My experience of today’s poem is to be reminded that I should not be surprised by any of my current destinations.  Wherever I find myself now, at nearly 47 years of age, is a result of who I am, not outside forces.

If I don’t like my current destination, if I feel a failure, I need look no farther than my own habits of thought for the cause.  What Em calls “Devil’s work” I call “habit of thought.”  This “Cobweb on the Soul” begins small but gathers force and strength over time.  These habits direct us toward a goal that we set for ourselves by not doing our own inner housekeeping.  By not clearing out the rust and cobwebs that accumulate over time, we move in a certain direction.  It’s the lack of attention to process that actually moves the process.  It will move on its own.  We have to recognize what we set in motion.

I do not think that Emily believes our failure in encoded in our DNA, or that character is destiny.  I don’t believe she means to say we are fated to arrive at certain giant failures, but that we direct ourselves that way with our smaller failures and our neglect of the conditions that created them—by allowing the cobwebs to remain.  A cobweb is a filmy thing, minor, easily cleaned away at first.  The junk cluttering up the soul may begin with the Devil, some outside force, but if we allow it to remain, if we fail to clean away the first signs of decay—yes, then surely the later grand undoing, our Crash, is our own doing not the Devil’s.
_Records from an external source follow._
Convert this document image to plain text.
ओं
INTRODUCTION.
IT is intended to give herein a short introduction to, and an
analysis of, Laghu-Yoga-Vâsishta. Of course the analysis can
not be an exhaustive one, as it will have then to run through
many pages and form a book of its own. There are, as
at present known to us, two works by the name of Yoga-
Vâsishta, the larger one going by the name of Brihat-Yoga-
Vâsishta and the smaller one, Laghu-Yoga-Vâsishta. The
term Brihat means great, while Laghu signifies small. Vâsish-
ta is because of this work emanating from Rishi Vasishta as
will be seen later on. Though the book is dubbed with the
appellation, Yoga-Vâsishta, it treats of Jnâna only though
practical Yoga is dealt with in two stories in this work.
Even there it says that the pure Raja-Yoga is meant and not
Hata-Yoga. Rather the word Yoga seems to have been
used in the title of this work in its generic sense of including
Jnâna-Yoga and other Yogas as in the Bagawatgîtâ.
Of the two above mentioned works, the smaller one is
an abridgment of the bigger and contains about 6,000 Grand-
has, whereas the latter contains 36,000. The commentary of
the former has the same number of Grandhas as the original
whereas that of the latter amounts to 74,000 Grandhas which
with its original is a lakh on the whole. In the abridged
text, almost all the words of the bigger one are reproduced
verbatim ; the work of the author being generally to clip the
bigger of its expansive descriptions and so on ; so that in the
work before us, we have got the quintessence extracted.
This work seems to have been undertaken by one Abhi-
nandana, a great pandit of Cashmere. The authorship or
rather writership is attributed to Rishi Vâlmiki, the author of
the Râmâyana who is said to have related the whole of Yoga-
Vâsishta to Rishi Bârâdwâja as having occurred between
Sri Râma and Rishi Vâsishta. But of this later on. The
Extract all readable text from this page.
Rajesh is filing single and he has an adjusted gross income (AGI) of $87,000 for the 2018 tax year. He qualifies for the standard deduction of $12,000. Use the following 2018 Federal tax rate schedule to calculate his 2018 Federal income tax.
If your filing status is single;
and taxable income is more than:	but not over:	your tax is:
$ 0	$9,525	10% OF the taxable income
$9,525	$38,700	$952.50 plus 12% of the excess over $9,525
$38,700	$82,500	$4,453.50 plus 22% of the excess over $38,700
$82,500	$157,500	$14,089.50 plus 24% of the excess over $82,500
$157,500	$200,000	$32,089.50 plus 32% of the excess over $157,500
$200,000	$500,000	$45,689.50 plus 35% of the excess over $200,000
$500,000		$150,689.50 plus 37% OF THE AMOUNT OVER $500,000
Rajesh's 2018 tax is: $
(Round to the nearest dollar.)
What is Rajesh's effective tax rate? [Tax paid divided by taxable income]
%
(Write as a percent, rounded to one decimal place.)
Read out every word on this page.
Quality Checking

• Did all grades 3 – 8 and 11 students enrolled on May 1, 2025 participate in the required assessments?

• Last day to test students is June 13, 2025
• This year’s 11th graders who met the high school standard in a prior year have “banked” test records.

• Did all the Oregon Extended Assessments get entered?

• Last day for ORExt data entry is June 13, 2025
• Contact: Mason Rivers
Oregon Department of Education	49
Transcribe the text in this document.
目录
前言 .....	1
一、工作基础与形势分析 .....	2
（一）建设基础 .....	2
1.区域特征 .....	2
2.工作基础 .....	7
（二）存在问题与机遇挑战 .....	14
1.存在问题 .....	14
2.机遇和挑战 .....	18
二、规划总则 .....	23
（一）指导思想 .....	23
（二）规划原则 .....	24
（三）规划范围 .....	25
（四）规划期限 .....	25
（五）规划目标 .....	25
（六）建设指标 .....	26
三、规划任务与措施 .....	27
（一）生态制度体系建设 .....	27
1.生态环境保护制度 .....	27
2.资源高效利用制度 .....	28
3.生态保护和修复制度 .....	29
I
Also this Crash is slow in coming.  We can see it before it happens, or ought to.  In slipping there is plenty of time to observe oneself about to crash and save oneself.  If we don’t avail ourselves of that time, we can’t blame the Devil.

“Cobweb on the Soul” are habitual patterns of thought.  These influence how we act and react,  how we choose and how others respond.  We all know when we’re having an uncharitable thought, when we’re being mean-spirited or irresponsible, not our best self.  We all know when our thoughts are making us smaller not larger.  This cumulative process of thinking is the slip toward the crash.  Habits of thought are just that—habits.  They can be cultivated or discouraged.  They are grooves that go deeper with repeated use and become harder to get out of and harder to see.  As we go deeper into the uncharitable thought groove, the sides of the channel rise higher overhead so we cannot see beyond this thought into another, different thought.

Before too long, we can become convinced that our thoughts are real.  Now that’s the hell where the Devil lives.

I do think Emily means we have some control and choice in this slow decay.  She doesn’t offer an explicit way out, but she does let us know who is allowing the decay.  It’s all a process, therefore it’s a pliable thing.  Human nature is not fixed but plastic.  Her view is not hopeful but responsible.

Finally Emily says:  Don’t kid yourself about who is really in charge.